You can use 2 methods to make a certain part. Method 1 has an initial cost of $ 20,000 and a residual value of $ 5,000 after 3; years, that is, its lifespan. Annual operating costs amount to $ 8,500 / year. Method 2 initially costs $ 15,000 and has a lifespan of 2 years. Its residual value is $ 3,000 and the annual operating costs are $ 7,000 / year. Using a 2-year planning horizon and the residual value method implied to find F2, choose the method there that is less expensive using the equivalent annual value (A) at a rate of 15%. ps: Show all your calculations to arrive at the results and make the cash flow diagrams

Answer 1

Method 1:

i =15%, n = 3 years, annual operating costs = 8500, first cost = 20,000, salvage value = 5000

So, EUAW (Equivalent Uniform Annual Worth) = First cost(A/P, i, n) + annual costs - salvage value(A/F, i,n)

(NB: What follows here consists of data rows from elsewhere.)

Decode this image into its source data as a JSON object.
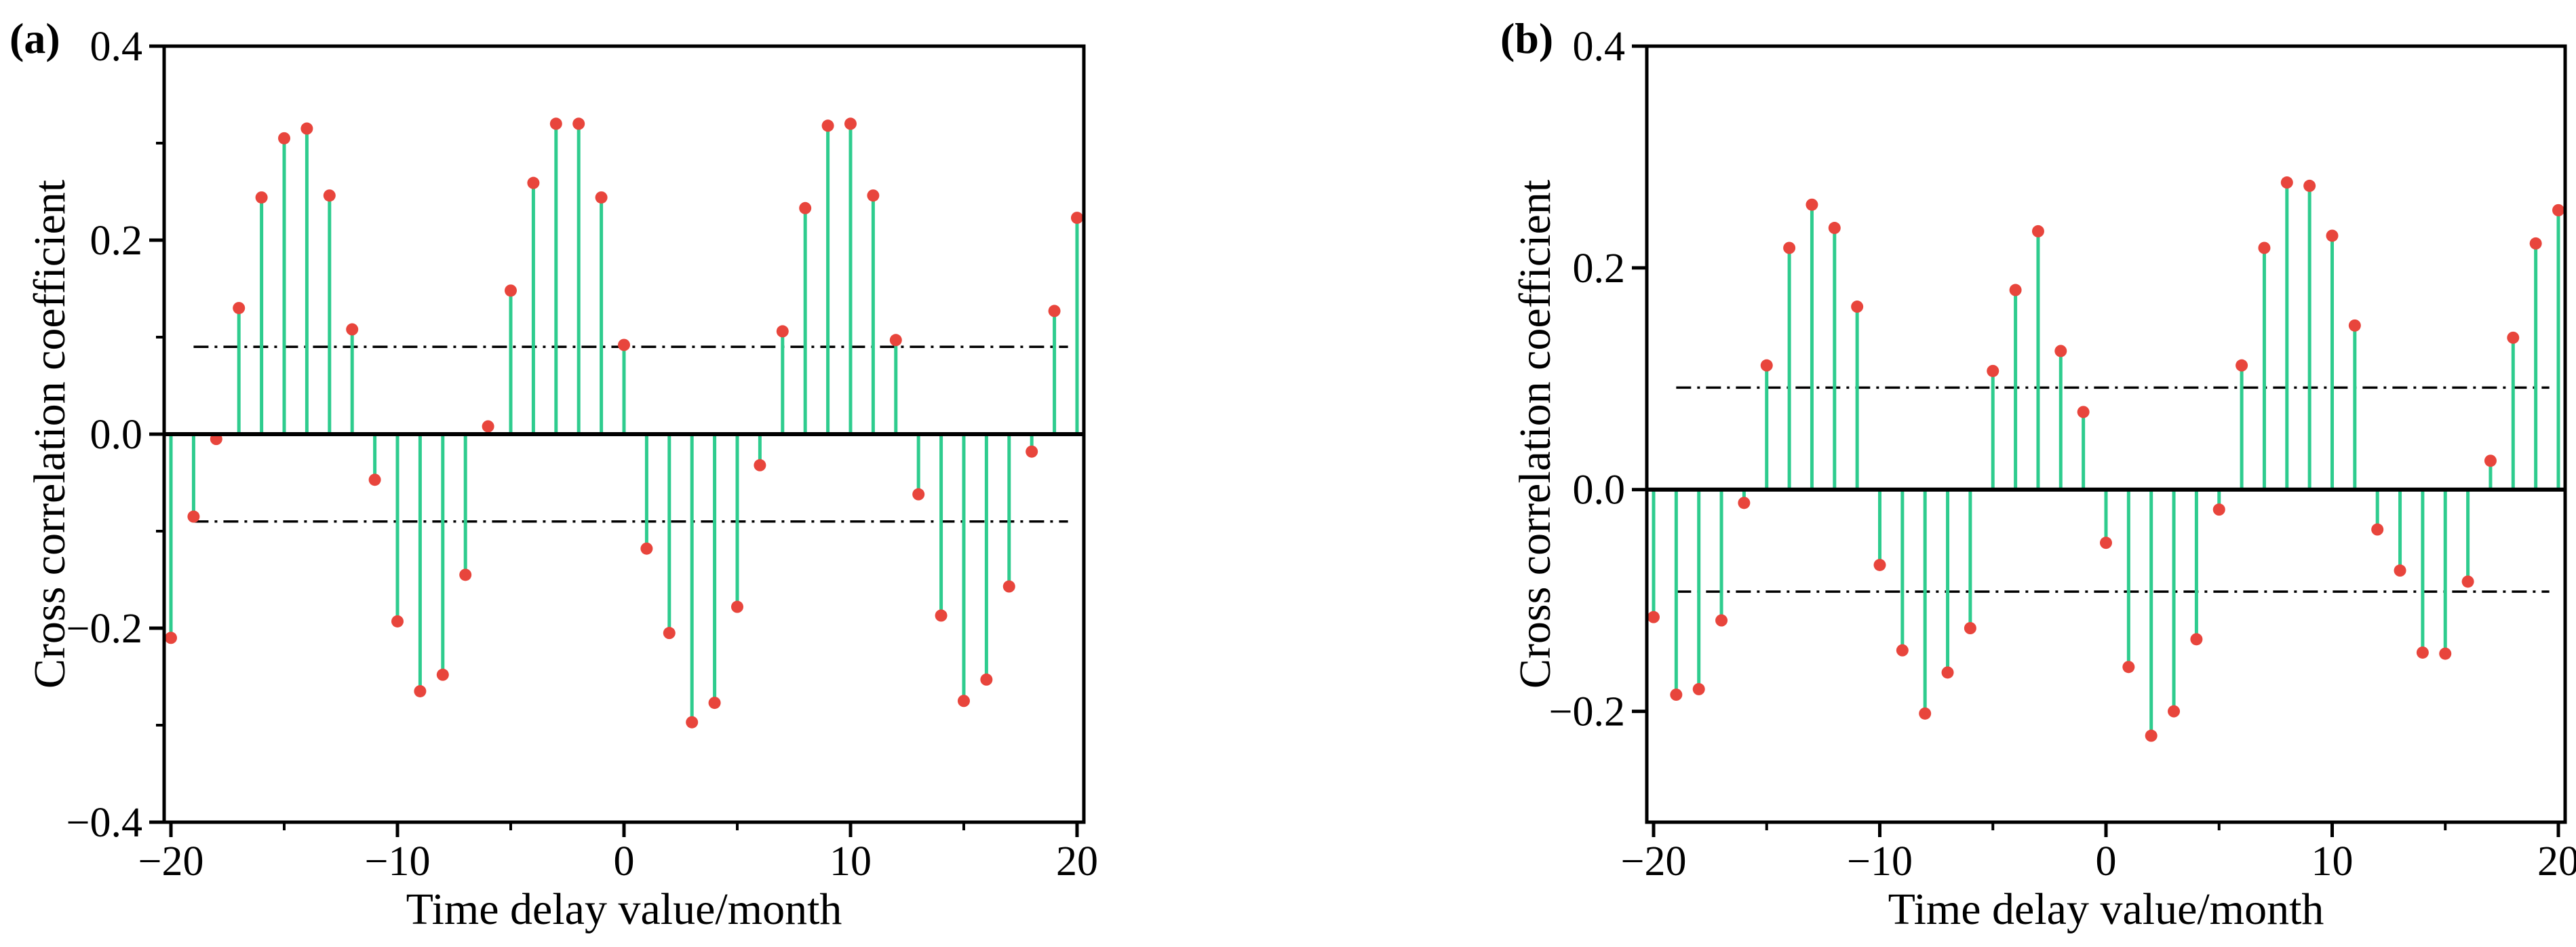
{
  "chart_data": [
    {
      "type": "stem",
      "panel_label": "(a)",
      "xlabel": "Time delay value/month",
      "ylabel": "Cross correlation coefficient",
      "xlim": [
        -20.3,
        20.3
      ],
      "ylim": [
        -0.4,
        0.4
      ],
      "xticks": [
        {
          "value": -20,
          "label": "−20"
        },
        {
          "value": -10,
          "label": "−10"
        },
        {
          "value": 0,
          "label": "0"
        },
        {
          "value": 10,
          "label": "10"
        },
        {
          "value": 20,
          "label": "20"
        }
      ],
      "yticks": [
        {
          "value": 0.4,
          "label": "0.4"
        },
        {
          "value": 0.2,
          "label": "0.2"
        },
        {
          "value": 0.0,
          "label": "0.0"
        },
        {
          "value": -0.2,
          "label": "−0.2"
        },
        {
          "value": -0.4,
          "label": "−0.4"
        }
      ],
      "confidence_bound": 0.09,
      "stem_color": "#2ecc8e",
      "marker_color": "#e8453c",
      "x": [
        -20,
        -19,
        -18,
        -17,
        -16,
        -15,
        -14,
        -13,
        -12,
        -11,
        -10,
        -9,
        -8,
        -7,
        -6,
        -5,
        -4,
        -3,
        -2,
        -1,
        0,
        1,
        2,
        3,
        4,
        5,
        6,
        7,
        8,
        9,
        10,
        11,
        12,
        13,
        14,
        15,
        16,
        17,
        18,
        19,
        20
      ],
      "values": [
        -0.21,
        -0.085,
        -0.005,
        0.13,
        0.244,
        0.305,
        0.315,
        0.246,
        0.108,
        -0.047,
        -0.193,
        -0.265,
        -0.248,
        -0.145,
        0.008,
        0.148,
        0.259,
        0.32,
        0.32,
        0.244,
        0.092,
        -0.118,
        -0.205,
        -0.297,
        -0.277,
        -0.178,
        -0.032,
        0.106,
        0.233,
        0.318,
        0.32,
        0.246,
        0.097,
        -0.062,
        -0.187,
        -0.275,
        -0.253,
        -0.157,
        -0.018,
        0.127,
        0.223
      ]
    },
    {
      "type": "stem",
      "panel_label": "(b)",
      "xlabel": "Time delay value/month",
      "ylabel": "Cross correlation coefficient",
      "xlim": [
        -20.3,
        20.3
      ],
      "ylim": [
        -0.3,
        0.4
      ],
      "xticks": [
        {
          "value": -20,
          "label": "−20"
        },
        {
          "value": -10,
          "label": "−10"
        },
        {
          "value": 0,
          "label": "0"
        },
        {
          "value": 10,
          "label": "10"
        },
        {
          "value": 20,
          "label": "20"
        }
      ],
      "yticks": [
        {
          "value": 0.4,
          "label": "0.4"
        },
        {
          "value": 0.2,
          "label": "0.2"
        },
        {
          "value": 0.0,
          "label": "0.0"
        },
        {
          "value": -0.2,
          "label": "−0.2"
        }
      ],
      "confidence_bound": 0.092,
      "stem_color": "#2ecc8e",
      "marker_color": "#e8453c",
      "x": [
        -20,
        -19,
        -18,
        -17,
        -16,
        -15,
        -14,
        -13,
        -12,
        -11,
        -10,
        -9,
        -8,
        -7,
        -6,
        -5,
        -4,
        -3,
        -2,
        -1,
        0,
        1,
        2,
        3,
        4,
        5,
        6,
        7,
        8,
        9,
        10,
        11,
        12,
        13,
        14,
        15,
        16,
        17,
        18,
        19,
        20
      ],
      "values": [
        -0.115,
        -0.185,
        -0.18,
        -0.118,
        -0.012,
        0.112,
        0.218,
        0.257,
        0.236,
        0.165,
        -0.068,
        -0.145,
        -0.202,
        -0.165,
        -0.125,
        0.107,
        0.18,
        0.233,
        0.125,
        0.07,
        -0.048,
        -0.16,
        -0.222,
        -0.2,
        -0.135,
        -0.018,
        0.112,
        0.218,
        0.277,
        0.274,
        0.229,
        0.148,
        -0.036,
        -0.073,
        -0.147,
        -0.148,
        -0.083,
        0.026,
        0.137,
        0.222,
        0.252
      ]
    }
  ]
}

The values of A/P and A/F are determined from compound interest tables for a given value of i and n. A/P is the capital recovery factor and A/F is the sinking fund factor.

Take a look at the cash flow diagram in fig 1: (downward arrowes imply cash outflow and upward arrows imply inflows)

So, EUAW = 20,000 * 0.4380 + 8500 - 5000 * 0.2880 = 8760 + 8500 - 1440 = $15,820

Now, for method 2:

i =15%, n = 2 years, annual operating costs = 7000, first cost = 15,000, salvage value = 3000

So, EUAW (Equivalent Uniform Annual Worth) = First cost(A/P, i, n) + annual costs - salvage value(A/F, i,n)

Take a look at the cash flow diagram in fig 2:

So, EUAW = 15,000 *0.6151  + 7000 - 3000 * 0.4651 = 9226.5 + 7000 - 1395.3 = $14,831.2

Now, as we have taken costs to be positive and income to be negative, explains why the first cost and annual operatinng costs are with positive sign and salvage value is negative, so the lesser EUAW is better.

In this case, $14,831.2<15820, and so method 2 is less expensive as cost incurred is lesser.